Billionaire investor George Soros on Friday (February 17) said that the allegations levied by US short-seller Hindenburg Research against the Adani Group threaten to hurt investor confidence in India and might weaken Prime Minister Narendra Modi’s hold on the government.
“Modi and business tycoon Adani are close allies; their fate is intertwined,” Soros said while giving a speech at the Munich Security Conference (MSC). He further added, “Adani Enterprises tried to raise funds in the stock market, but he failed. Adani is accused of stock manipulation and his stock collapsed like a house of cards.
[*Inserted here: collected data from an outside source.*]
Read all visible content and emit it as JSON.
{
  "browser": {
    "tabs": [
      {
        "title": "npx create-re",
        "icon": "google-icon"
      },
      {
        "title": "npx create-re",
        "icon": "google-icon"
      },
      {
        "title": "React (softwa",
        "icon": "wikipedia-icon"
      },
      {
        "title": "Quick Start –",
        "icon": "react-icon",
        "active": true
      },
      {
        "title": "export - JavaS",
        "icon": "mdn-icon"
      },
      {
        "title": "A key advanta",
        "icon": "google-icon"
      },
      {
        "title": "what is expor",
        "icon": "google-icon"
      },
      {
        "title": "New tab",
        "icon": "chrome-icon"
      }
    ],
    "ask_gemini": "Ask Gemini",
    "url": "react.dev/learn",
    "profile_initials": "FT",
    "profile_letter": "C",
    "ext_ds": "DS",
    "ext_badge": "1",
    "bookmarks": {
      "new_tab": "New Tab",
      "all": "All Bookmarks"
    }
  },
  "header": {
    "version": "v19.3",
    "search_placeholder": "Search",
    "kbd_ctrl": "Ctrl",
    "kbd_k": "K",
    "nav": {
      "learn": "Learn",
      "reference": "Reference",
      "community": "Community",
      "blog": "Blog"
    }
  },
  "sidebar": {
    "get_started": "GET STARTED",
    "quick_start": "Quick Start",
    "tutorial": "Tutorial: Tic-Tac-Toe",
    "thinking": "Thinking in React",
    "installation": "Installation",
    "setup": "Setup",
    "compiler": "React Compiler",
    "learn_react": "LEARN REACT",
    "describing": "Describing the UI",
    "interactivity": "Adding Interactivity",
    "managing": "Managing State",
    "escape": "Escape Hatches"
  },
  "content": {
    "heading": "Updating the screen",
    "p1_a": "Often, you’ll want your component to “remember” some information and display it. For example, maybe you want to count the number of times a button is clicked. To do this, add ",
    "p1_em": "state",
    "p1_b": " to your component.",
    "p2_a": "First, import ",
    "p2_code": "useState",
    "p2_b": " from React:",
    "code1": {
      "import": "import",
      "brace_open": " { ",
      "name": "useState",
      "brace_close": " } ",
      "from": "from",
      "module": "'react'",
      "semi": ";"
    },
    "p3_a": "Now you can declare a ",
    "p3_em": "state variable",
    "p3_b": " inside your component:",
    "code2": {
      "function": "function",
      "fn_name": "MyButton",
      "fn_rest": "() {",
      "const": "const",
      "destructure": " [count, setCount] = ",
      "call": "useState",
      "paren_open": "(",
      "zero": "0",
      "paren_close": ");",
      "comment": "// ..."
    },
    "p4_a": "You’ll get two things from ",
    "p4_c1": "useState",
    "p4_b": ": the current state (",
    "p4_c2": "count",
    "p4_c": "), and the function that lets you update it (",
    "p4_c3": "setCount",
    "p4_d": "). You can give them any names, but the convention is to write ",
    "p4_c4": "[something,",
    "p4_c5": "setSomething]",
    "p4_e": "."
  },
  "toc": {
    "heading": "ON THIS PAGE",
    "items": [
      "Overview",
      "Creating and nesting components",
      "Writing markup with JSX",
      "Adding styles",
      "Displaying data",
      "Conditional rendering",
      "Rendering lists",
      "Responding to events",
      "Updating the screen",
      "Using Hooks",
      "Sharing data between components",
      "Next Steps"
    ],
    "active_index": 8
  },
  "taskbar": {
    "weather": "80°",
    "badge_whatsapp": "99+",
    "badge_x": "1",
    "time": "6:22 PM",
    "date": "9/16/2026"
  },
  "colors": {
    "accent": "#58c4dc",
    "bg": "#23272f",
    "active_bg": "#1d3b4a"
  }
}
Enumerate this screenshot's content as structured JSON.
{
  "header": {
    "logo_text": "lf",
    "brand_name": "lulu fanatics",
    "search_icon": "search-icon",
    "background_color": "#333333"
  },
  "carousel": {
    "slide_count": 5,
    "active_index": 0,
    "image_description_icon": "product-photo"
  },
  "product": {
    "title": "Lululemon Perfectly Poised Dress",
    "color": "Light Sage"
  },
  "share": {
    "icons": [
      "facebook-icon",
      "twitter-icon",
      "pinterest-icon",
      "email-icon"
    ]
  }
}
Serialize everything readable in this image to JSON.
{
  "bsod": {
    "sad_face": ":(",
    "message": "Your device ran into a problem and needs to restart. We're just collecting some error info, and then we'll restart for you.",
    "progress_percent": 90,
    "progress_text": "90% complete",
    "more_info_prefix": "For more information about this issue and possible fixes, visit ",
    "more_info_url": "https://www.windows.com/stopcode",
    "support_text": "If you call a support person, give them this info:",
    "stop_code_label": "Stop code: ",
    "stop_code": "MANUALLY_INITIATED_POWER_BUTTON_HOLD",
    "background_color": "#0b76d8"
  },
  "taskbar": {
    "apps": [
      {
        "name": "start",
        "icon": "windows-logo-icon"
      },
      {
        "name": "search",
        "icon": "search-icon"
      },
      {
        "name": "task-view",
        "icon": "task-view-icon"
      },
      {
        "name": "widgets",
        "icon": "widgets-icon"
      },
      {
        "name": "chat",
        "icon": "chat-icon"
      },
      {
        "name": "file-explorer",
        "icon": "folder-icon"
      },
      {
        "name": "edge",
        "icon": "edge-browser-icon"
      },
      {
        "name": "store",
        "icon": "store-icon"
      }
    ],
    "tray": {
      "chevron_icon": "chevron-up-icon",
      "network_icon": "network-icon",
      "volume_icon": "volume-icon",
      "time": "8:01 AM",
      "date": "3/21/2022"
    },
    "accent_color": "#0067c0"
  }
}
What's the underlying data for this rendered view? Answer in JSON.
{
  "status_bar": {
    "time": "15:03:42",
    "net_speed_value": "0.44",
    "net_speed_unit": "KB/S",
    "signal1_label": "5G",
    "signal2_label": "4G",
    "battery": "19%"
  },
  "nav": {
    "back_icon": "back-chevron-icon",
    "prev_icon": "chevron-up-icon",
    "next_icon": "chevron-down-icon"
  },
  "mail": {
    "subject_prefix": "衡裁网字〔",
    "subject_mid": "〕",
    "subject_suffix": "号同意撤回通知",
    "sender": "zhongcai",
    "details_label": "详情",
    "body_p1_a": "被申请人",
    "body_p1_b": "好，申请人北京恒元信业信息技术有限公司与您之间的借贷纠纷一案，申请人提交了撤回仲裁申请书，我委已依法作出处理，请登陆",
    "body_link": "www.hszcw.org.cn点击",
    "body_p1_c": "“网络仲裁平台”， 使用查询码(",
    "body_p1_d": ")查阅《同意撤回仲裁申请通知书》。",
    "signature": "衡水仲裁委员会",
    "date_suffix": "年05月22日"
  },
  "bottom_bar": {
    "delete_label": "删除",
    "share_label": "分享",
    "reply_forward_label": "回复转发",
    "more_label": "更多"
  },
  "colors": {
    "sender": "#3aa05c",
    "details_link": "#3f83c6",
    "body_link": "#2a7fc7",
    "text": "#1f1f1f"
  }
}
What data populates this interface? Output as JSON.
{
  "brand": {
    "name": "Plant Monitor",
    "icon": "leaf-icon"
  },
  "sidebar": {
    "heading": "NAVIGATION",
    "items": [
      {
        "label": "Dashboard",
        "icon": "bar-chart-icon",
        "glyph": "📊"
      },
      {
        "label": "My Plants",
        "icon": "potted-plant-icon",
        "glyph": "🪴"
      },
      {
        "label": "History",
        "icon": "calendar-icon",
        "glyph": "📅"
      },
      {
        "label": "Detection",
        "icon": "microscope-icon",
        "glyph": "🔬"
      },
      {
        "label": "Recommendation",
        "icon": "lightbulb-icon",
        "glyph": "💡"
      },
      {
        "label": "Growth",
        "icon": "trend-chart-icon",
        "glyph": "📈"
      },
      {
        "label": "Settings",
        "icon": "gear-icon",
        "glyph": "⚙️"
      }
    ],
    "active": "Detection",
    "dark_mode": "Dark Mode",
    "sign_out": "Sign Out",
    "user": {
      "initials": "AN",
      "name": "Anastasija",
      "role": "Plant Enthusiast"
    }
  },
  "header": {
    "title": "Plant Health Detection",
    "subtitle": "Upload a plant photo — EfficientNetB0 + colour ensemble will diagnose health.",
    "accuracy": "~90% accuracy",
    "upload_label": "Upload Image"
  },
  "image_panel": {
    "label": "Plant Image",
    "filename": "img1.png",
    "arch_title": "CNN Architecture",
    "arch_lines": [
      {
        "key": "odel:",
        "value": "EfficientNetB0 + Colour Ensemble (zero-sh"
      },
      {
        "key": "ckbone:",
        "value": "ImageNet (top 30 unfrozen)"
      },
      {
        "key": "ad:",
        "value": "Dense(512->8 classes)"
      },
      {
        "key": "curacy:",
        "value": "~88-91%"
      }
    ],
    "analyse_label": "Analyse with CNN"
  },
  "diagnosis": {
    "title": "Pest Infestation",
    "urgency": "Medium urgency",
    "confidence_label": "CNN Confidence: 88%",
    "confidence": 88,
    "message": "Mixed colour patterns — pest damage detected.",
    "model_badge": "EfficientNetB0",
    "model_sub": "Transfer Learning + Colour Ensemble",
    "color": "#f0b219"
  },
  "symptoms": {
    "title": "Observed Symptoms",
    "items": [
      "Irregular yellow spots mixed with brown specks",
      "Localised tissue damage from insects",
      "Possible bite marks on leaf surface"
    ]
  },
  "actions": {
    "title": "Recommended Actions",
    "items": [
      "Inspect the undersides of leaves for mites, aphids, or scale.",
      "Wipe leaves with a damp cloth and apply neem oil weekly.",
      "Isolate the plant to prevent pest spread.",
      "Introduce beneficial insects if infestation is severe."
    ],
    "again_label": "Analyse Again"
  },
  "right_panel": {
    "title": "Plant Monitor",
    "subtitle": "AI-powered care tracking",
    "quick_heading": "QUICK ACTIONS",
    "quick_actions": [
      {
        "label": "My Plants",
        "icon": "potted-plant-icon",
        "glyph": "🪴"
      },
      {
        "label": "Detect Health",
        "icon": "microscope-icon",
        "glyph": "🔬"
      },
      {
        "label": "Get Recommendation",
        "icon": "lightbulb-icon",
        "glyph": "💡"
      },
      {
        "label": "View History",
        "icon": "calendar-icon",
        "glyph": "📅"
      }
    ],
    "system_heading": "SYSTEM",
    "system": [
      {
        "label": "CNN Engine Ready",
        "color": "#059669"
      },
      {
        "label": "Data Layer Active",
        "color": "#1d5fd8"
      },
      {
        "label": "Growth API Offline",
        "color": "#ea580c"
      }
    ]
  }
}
Modi is silent on the subject, but he will have to answer questions from foreign investors and in parliament.”
MSC, which began on Friday and will continue till Sunday, is an annual conference on global security issues that witnesses the coming together of senior politicians and military leaders from around the world at Hotel Bayerischer Hof in Munich, Germany.
Among the many top officials attending this year’s meeting are US Vice President Kamala Harris, Germany’s Chancellor Olaf Scholz and French President Emmanuel Macron. Representatives of influential global organisations such as the United Nations, North Atlantic Treaty Organization (NATO) and European Union (EU) will also be part of the conference.
Notably, for the first time in 20 years, Russia hasn’t been invited to the event, a response to its ongoing invasion of Ukraine, which started in February last year. Iranian leaders have also been disinvited due to the brutal suppression of protests by women in Iranian cities.
What is the Munich Security Conference?
The MSC was founded by a German official and publisher Ewald-Heinrich von Kleist at the peak of the Cold War (1947-1991). Starting in 1963, the conference initially only focused on military issues and was mainly attended by western countries and their high-profile officials, who “came together to display a united front in their struggle with Soviet communism”, according to Financial Times.
After the end of the Cold War, the conference expanded its agenda that went beyond defence and security matters to include issues such as climate change and migration. It also started to invite leaders from eastern nations, including Russia, India and China.
Today, the MSC, held in February every year, “seeks to promote trust and contribute to the peaceful resolution of conflicts by facilitating ongoing, curated, yet informal dialogue within the international security community”, according to the conference’s website.
Since its inception, it has been cancelled only twice. Once in 1991 when the first Gulf War broke out and then in 1997 as a result of the retirement of Kleist-Schmenzin.
What will be the focus of this year’s MSC?
Although in the past few years, the MSC has focused on much more than just security issues, experts believe that this year’s edition might entail a refocus on its original goal: the security order in Europe, in the backdrop of the Russia-Ukraine war that began just days after the MSC 2022 was concluded.
“Almost one year after Russia’s invasion of Ukraine, the MSC 2023 will also provide an opportunity to take stock of alliance cohesion and political commitment to the rules-based international order”, according to MSC’s website.
The conference might also serve as a platform for diffusing tensions between the United States and China, especially after the former shot down an alleged Chinese spy balloon in North American airspace earlier this month. According to Financial Times, organisers expect that discussions between China’s foreign minister Wang Yi and his US counterpart Antony Blinken would improve the ties between the two nations.
Another theme on the agenda is to focus on diverse perspectives from the Global South, which included some of the poorest and least industrialised countries in the world.